Exactly! Perfect. Therefore, in conclusion, let’s meditate on this image—envision that you are an island in a river.

  All the thoughts that float by as you’re meditating, these are just the river’s natural currents and you can ignore them because you are an island.

  Me: Wait, I thought you said I was a temple.

  Mind: That’s right, sorry. You’re a temple on an island. In fact, you are both the temple and the island.

  Me: Am I also the river?

  Mind: No, the river is just the thoughts.

  Me: Stop! Please stop! YOU’RE MAKING ME CRAZY!!!

  Mind (wounded): Sorry. I was only trying to help.

  Me: Om Namah Shivaya . . . Om Namah Shivaya . . . Om Namah Shivaya . . .

  Here there is a promising eight-second pause in thoughts. But then—

  Mind: Are you mad at me now?

  —and then with a big gasp, like I am coming up for air, my mind wins, my eyes fly open and I quit. In tears. An Ashram is supposed to be a place where you come to deepen your meditation, but this is a disaster. The pressure is too much for me. I can’t do it. But what should I do? Run out of the temple crying after fourteen minutes, every day?
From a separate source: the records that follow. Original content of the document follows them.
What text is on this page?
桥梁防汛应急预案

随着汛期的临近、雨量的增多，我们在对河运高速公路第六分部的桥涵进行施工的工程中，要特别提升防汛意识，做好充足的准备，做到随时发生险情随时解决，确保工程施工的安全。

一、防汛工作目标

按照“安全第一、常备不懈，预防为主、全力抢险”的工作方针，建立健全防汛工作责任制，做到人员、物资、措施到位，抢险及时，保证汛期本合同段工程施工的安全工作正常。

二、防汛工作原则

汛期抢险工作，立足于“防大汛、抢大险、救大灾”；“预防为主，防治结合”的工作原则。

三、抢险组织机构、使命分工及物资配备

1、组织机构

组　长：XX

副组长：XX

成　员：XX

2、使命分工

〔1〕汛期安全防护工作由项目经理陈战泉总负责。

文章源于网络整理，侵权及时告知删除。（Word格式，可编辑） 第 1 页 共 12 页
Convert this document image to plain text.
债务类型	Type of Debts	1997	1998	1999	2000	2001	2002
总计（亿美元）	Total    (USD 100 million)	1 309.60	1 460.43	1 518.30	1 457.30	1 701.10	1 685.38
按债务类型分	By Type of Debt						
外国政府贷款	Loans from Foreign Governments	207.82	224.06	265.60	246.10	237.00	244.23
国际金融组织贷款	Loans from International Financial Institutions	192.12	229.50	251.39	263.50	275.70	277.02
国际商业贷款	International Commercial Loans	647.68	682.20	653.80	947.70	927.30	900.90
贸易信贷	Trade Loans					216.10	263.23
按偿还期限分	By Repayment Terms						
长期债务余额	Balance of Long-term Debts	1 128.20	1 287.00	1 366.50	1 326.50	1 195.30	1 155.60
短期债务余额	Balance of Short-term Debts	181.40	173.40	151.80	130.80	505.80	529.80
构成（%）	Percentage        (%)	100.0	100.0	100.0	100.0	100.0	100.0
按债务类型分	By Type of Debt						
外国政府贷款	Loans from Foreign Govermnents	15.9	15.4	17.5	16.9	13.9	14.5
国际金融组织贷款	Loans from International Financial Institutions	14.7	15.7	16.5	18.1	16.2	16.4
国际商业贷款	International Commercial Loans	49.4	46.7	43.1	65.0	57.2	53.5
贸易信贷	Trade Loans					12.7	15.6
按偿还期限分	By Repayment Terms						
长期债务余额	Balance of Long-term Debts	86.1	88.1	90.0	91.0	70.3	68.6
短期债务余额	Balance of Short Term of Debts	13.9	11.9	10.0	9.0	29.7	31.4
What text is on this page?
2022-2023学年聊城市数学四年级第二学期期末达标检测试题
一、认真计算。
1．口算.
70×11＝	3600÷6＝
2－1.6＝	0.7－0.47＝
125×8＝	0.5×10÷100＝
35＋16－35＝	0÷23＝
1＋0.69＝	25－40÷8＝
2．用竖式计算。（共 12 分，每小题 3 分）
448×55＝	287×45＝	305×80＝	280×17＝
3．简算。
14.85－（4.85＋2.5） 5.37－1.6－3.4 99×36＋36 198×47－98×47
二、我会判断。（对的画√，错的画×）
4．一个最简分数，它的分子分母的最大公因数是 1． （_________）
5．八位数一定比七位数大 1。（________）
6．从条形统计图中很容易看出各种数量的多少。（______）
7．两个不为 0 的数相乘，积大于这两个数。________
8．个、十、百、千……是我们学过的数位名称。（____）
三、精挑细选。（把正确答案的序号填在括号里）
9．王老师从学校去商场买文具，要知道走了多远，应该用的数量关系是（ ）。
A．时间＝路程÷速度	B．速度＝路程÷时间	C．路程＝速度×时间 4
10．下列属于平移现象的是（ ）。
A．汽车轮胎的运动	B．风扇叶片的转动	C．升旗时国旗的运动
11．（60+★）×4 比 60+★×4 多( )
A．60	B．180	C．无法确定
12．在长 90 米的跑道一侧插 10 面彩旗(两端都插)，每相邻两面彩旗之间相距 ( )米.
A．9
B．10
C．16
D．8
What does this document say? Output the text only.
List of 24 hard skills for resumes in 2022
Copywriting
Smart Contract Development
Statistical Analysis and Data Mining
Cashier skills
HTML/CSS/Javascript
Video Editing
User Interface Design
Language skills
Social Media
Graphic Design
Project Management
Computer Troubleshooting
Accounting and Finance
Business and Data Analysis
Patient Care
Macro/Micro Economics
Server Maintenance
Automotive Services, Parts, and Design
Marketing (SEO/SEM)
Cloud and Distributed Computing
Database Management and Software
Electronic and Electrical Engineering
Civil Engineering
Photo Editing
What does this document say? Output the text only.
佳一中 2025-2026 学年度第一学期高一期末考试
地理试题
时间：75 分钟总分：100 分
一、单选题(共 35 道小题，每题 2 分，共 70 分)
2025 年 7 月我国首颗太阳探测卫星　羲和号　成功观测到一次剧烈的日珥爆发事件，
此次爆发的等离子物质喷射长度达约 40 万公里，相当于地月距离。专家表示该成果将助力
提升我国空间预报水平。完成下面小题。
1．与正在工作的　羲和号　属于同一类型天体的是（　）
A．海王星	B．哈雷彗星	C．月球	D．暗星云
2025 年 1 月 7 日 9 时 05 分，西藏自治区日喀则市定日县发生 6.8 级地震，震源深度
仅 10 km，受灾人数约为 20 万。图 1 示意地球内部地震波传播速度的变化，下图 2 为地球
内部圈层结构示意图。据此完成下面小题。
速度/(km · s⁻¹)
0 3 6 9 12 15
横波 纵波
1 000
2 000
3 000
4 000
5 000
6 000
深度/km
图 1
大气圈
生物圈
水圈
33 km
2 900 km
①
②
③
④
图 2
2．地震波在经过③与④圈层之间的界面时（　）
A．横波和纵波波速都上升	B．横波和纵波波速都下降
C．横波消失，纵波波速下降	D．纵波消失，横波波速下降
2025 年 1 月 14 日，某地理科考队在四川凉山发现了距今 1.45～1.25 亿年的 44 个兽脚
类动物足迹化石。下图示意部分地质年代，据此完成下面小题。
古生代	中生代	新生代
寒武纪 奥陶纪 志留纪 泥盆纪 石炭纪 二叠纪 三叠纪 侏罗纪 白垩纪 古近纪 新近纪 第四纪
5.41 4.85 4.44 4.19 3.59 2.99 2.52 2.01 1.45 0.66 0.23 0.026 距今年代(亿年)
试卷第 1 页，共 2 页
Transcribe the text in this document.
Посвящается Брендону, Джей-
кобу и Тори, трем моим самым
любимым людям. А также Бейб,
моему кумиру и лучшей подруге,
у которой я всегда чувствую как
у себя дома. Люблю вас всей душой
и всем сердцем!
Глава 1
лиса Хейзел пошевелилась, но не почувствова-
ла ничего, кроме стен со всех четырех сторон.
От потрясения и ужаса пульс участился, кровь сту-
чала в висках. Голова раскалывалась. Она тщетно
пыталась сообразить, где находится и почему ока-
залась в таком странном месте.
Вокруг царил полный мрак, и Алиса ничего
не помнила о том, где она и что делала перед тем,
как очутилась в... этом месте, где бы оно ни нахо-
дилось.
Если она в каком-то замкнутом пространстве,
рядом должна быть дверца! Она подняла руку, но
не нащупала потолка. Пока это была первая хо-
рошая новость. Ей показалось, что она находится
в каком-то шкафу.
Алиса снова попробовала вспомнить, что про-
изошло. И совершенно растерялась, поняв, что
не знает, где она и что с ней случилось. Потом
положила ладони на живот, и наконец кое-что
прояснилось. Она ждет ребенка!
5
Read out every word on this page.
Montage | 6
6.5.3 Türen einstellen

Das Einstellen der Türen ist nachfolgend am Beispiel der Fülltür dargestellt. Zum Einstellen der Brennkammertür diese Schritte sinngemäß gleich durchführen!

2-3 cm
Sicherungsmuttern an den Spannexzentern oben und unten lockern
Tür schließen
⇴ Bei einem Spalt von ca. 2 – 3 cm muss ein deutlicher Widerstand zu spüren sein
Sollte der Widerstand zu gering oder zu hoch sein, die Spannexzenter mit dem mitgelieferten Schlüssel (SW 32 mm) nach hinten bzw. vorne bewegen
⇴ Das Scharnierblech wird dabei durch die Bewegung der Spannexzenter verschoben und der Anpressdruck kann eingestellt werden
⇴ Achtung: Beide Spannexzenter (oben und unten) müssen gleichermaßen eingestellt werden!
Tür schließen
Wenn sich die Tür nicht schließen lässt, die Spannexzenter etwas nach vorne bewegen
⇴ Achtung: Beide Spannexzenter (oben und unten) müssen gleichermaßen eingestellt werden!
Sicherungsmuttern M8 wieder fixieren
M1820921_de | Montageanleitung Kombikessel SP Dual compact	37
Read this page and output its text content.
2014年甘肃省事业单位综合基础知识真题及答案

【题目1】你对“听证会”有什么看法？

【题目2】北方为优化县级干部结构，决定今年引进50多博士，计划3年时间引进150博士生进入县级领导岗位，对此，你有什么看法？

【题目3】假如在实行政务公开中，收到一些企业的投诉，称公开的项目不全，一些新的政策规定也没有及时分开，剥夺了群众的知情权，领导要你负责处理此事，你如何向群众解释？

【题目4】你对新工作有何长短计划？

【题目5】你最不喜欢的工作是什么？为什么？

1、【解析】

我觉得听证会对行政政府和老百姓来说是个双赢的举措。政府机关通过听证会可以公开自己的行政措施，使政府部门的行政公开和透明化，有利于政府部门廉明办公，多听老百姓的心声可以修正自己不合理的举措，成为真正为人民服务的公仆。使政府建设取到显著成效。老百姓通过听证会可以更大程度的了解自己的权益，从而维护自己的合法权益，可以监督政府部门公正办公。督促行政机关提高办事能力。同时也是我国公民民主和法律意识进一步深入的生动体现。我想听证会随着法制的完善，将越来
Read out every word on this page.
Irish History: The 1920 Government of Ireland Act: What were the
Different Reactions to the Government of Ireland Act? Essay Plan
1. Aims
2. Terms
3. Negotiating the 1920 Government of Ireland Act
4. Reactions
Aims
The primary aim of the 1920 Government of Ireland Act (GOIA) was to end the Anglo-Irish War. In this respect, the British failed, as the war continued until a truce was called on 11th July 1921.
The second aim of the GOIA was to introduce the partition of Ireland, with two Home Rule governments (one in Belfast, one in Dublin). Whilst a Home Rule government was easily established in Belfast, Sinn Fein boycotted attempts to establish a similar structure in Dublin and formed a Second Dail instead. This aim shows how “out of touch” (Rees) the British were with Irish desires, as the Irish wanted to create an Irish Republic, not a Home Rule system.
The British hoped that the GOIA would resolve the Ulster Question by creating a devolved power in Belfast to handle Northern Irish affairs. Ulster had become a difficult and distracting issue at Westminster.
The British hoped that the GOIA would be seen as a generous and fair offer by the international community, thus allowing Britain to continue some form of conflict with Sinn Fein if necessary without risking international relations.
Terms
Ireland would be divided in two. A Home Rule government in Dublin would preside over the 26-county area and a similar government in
  This morning, though, instead of fighting it, I just stopped. I gave up. I let myself slump against the wall behind me. My back hurt, I had no strength, my mind was quivering. My posture collapsed like a bridge crumbling down. I took the mantra off the top of my head (where it had been pressing down on me like an invisible anvil) and set it on the floor beside me. And then I said to God, “I’m really sorry, but this is the closest I could get to you today.”